Uttar Pradesh reported 383 cases, Assam 368, Goa 44, Tamil Nadu 17, Manipur 11, Karnataka and Haryana six each. Kerala and Andhra Pradesh reported one case each.

Among the patients was a Nepalese national who was diagnosed with Japanese encephalitis at the Gorakhpur Medical College of Uttar Pradesh, close to the Nepal border.

Japanese encephalitis can affect the central nervous system and cause severe complications like paralysis, coma and finally death.

According to the World Health Organisation, the disease is fatal in up to 30 percent cases and there is a possibility that those who survive may be disabled for life.

UN officials say India can do much more to battle the disease.

Said Marzio Babille, chief of health wing at the Unicef office here: “India produces only a tenth of the vaccine doses required for the country. India has good expertise to produce desired vaccines but they need to prioritise them.
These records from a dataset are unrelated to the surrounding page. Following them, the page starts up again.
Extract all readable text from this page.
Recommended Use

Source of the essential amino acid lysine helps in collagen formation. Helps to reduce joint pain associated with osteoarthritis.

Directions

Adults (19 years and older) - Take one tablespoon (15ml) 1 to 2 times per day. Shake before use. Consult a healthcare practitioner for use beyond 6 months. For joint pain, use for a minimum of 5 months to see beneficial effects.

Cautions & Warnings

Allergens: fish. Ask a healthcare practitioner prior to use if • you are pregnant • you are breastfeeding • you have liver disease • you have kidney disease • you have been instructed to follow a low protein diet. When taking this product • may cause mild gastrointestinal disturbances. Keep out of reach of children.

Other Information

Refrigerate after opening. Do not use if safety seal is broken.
“A good national immunisation plan, adequate doses of vaccine, ability of the government to investigate thoroughly and carry out surveillance are a few things required to handle the disease,” Babille told IANS.

He said though mosquito was the primary reason for Japanese encephalitis, yet horses and pigs were the reservoirs of its virus.

“Many rural people in Gorakhpur are living in close proximity to pigs, and this could be one of the reasons why many cases are reported from this district of Uttar Pradesh,” the official said.

He added that lack of consistent focus in the immunisation drive in Assam was a key reason for the high mortality in the state.

Of the 185 deaths, the highest toll was in Assam (115) and Uttar Pradesh was next with 65. While three people died in Haryana, two succumbed to the fever in Manipur.

Babille, however, said that the number of deaths across India had gone down and efforts must now be made to reach “zero mortality level”.

A health ministry official said the main bottleneck in tackling the disease was a “cocktail of lack of awareness among our rural population and vaccine”.

He said the most affected state of Uttar Pradesh had established a regional office of the health and family welfare department at Gorakhpur with support from the central government.

“The aim is to strengthen epidemiological and entomological surveillance in the eastern belt of Uttar Pradesh,” he said.

Authorities said they have extended the Japanese encephalitis vaccination programme from 11 districts across four states in 2006 to 29 endemic districts across nine states.